Só no final da década de 80, desbloqueado o processo de certidão de óbito de Domingos da Silva, falecido em Moçambique, a Junta de Freguesia e o recém-criado centro social começaram a idealizar o uso que fariam de terrenos que se estendiam até à rua batizada com o nome do benemérito, que acolhe o lar e o novo centro escolar. Para o Tapado, idealizou-se a creche, a sede da Junta, o centro de Atividades de Tempos Livres (ATL) e o rinque de futebol. Já o caminho de terra que ali existia transformou-se na rua de Nossa Senhora da Saúde tal e qual se conhece hoje; o aparecimento dos carros despertou a necessidade, recorda a presidente do CSCD de Sande São Clemente.

“Alargámos esta estrada e fizemo-la corretamente. Com a emigração, algumas pessoas começaram a fazer das casas pequeninas casas melhores. E os carros apareceram. A estrada estava larga, mas não havia vedação. Ainda era um caminho da terra. Ao fazermos a vedação, surgiu a rua”, esclarece.

Para financiar as infraestruturas a nascer, a Junta vendeu uma outra parte dos terrenos doados por Domingos da Silva e recorreu aos subsídios estatais que, pouco após a entrada na então Comunidade Económica Europeia (União Europeia), abundavam. “Fizemos isto tripartido: com dinheiros do Estado, através da Junta, da Segurança Social e da delegação dos desportos na altura”, acrescenta.
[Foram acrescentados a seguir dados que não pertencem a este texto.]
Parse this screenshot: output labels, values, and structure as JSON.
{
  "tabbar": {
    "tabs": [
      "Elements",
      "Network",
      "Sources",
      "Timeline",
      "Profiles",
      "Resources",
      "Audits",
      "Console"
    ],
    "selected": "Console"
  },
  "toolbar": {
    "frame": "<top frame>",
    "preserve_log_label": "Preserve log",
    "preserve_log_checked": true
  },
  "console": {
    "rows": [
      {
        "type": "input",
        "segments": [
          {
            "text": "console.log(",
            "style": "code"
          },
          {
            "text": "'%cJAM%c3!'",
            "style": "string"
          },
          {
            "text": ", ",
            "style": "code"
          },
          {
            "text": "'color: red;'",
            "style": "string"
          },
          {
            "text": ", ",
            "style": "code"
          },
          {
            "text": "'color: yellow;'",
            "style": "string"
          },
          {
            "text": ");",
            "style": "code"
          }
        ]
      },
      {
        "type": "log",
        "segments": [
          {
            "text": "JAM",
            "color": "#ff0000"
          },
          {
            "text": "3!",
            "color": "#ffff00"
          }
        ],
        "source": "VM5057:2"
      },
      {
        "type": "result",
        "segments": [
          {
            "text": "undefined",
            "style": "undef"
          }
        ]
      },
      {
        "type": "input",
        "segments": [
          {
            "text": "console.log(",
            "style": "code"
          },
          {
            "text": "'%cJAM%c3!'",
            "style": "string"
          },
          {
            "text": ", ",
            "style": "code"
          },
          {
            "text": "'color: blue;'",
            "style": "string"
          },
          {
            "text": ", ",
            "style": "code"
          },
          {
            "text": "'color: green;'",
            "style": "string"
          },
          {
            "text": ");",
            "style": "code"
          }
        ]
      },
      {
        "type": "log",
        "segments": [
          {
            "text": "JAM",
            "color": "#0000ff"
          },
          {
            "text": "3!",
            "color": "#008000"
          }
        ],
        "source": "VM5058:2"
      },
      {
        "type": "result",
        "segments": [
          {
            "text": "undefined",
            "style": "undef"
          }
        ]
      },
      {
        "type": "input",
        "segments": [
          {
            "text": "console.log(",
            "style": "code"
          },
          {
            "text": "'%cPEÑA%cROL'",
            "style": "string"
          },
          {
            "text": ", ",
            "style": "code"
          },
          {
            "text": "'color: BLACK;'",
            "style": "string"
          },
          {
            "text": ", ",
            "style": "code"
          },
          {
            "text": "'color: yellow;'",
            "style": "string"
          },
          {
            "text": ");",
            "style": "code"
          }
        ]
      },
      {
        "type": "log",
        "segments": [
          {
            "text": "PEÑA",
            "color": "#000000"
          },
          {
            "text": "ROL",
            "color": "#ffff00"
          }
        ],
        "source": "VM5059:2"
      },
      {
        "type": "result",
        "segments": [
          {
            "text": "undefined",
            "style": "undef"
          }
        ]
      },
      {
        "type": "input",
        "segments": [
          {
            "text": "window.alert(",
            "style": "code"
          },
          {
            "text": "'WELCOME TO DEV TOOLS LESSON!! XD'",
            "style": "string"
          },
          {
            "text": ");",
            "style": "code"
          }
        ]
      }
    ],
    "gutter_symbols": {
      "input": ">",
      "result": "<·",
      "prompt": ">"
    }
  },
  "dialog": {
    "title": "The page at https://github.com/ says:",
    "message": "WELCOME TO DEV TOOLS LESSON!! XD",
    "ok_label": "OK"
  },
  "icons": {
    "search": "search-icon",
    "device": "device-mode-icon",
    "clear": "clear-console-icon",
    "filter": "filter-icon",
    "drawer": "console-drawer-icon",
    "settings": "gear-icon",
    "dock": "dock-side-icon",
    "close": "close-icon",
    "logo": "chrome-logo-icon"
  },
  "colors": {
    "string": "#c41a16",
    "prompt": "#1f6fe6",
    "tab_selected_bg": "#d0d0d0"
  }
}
O ATL começou a funcionar em 1992 e a creche em 1994, antes de todo o investimento a rondar os 500 mil euros à época ser formalmente inaugurado a 01 de julho de 1995.

 

Marisa Freitas, diretora técnica, e Conceição Marques, presidente do CSCD de Sande São Clemente

Marisa Freitas, diretora técnica, e Conceição Marques, presidente do CSCD de Sande São Clemente

 

Uma rua pacata. Até demais?

José Maia caminha pela alcatroada rua do Tapado entre os resquícios da antiga sede da Belo Inox, empresa de cutelaria que agora labora na zona industrial da Gandra, em Barco, e uma casa esverdeada com a menção “Vivenda de António Marques”: antigo dono da fábrica de talheres e faqueiros, era precisamente o pai da presidente do CSCD de Sande São Clemente.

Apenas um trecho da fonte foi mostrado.